LeGuin introduces us to the world through Genly as a first-person narrator, but she wisely gives us other perspectives as well.  Estraven has his own voice through the diary he keeps, and he is equally present as Genly.  In addition to these two voices, there are a number of chapters that present Gethenian legends and folktales.  Through these tales, LeGuin creates an impressively complete world, both physically and sociologically.  I get the sense that LeGuin has considered every aspect of culture that would develop from such humans existing in such an environment.  She has a full geography and history in her head, and unlike some writers, she never throws it all on the page because she did all the work to figure it out.  She presents only what is relevant and meaningful with the ghost of other events, places, and meanings haunting the edges of what is said and what is left unsaid.

The Left Hand of Darkness tackles half a dozen other subjects as well.  There is certainly a study to be made of how the novel fits into its historical moment, namely the cold war and the Vietnam war.  The people of Gethen have never had a war and have no word for war.  This seems intimately tied into the notion of have a monosex culture as it is uncommon on Gethen to see duality rather than unity in the world.  A male-female split naturally creates an us-vs.-them in a way that monosexuality on Gethen doesn’t.  But Gethen is on the verge of change as the new right hand to King Argaven, Tibe, is seeking to push the king toward war through a newly developed sense of nationalism.  Orgota, the opposing country, is similarly poised to turn nationalism into a tool for war.  It is against this impending change to the world that Estraven is fighting to save the people of Gethen from themselves.  Estraven’s position as an outsider, a “traitor,” is yet another element of this larger discussion encouraged by the novel.
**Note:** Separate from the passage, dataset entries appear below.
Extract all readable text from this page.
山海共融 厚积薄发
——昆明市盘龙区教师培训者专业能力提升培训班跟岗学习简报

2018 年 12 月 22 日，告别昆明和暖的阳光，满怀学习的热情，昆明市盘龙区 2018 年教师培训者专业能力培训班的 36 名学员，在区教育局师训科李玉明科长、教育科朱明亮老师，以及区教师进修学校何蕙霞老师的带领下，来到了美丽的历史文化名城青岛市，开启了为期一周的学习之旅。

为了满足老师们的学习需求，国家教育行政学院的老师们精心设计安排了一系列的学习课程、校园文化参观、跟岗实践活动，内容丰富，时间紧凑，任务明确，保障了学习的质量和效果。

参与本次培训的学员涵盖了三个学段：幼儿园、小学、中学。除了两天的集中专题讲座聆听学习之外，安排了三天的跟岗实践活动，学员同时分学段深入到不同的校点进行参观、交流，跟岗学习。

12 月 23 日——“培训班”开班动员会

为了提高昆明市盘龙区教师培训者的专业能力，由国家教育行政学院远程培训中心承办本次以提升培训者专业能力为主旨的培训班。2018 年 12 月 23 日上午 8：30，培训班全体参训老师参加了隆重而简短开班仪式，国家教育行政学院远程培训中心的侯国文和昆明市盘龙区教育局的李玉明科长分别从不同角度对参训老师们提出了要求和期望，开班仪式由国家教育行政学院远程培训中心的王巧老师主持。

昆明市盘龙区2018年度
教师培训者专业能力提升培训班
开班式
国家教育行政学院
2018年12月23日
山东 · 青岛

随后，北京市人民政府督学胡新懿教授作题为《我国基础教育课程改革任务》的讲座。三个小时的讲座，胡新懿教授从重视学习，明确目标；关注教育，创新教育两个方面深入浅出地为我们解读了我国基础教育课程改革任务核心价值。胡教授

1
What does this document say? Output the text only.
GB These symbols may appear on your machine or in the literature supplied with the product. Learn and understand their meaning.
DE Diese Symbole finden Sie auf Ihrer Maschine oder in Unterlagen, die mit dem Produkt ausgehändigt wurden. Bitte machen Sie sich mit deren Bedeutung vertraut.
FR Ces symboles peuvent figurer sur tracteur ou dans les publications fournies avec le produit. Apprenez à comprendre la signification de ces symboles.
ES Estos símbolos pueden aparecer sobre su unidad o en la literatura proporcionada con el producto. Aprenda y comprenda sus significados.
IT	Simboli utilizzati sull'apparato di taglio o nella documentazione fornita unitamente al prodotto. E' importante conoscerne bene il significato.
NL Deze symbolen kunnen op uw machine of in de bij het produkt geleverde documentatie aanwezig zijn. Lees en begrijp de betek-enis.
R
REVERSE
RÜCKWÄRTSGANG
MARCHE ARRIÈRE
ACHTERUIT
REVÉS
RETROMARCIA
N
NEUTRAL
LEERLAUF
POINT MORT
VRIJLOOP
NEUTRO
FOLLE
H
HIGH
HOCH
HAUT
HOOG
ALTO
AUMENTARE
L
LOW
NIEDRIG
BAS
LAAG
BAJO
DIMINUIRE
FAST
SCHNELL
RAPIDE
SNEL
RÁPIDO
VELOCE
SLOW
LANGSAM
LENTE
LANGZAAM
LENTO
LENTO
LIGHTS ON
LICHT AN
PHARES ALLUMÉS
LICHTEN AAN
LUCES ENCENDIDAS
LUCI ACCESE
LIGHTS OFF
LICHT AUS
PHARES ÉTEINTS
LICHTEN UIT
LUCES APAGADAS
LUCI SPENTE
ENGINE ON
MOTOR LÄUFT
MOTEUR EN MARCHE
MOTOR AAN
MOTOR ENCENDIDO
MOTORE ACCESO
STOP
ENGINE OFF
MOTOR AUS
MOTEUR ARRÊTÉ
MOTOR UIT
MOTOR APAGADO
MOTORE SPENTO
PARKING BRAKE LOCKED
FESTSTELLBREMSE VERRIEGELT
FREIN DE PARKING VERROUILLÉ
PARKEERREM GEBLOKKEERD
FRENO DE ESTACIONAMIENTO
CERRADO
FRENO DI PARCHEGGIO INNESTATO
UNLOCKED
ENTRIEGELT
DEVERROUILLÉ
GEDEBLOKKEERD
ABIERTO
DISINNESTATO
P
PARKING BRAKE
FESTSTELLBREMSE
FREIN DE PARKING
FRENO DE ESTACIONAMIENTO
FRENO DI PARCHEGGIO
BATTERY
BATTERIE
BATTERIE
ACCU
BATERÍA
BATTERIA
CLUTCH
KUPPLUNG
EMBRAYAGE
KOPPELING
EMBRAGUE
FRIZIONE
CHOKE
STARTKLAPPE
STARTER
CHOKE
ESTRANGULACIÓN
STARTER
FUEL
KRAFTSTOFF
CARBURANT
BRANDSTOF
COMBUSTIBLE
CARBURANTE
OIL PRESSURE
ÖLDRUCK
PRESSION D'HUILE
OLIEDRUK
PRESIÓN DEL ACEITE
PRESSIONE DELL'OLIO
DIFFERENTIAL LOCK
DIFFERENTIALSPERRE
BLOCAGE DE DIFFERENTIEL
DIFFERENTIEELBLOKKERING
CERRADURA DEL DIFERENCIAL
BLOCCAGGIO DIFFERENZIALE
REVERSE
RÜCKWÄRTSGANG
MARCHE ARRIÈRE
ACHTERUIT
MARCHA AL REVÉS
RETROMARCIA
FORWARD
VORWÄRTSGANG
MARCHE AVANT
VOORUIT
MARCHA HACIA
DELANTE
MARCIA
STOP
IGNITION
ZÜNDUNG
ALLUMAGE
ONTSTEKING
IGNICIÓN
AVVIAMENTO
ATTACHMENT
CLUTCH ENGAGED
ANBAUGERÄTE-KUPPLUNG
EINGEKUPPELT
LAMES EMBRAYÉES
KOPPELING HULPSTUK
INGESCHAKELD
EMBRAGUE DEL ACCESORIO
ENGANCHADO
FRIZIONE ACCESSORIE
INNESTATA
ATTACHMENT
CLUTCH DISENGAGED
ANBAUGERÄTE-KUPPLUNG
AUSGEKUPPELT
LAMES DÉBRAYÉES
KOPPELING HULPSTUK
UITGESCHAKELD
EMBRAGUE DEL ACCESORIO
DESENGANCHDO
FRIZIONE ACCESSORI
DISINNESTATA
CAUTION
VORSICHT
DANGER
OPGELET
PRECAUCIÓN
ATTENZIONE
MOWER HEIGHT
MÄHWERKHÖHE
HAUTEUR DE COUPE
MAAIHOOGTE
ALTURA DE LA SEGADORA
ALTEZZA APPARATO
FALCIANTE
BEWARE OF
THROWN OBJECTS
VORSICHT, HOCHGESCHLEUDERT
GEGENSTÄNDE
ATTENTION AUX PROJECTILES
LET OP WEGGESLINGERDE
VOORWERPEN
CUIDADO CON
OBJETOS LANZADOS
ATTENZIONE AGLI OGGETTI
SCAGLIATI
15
Another topic in the novel are the Handara notion of ignorance as the only thing that makes life bearable.  And what of the ability to see into the future, power coming from knowing what questions not to ask?  And what do we make of the incestuous love affair between Estraven and Arek, and the lack of taboo about incest on Gethen?  What about “perverts” and “normals” in Gethenian society and in our society?  Why does Genly sound like Arek in Estraven’s head when he mindspeaks?  What is LeGuin saying about humanity when she posits that all the populated worlds have the same essential humanity throughout the galaxy? All of these categories feel closely related and simultaneously distinct.  I love when I finish a book and feel that there is a lot of meaning to be mined from it, and The Left Hand of Darkness delivers that feeling like a bouquet of unbloomed flowers.  In fact, this is one of the few books that upon finishing, we (my wife and I, to whom I had read the book aloud) started back at chapter one.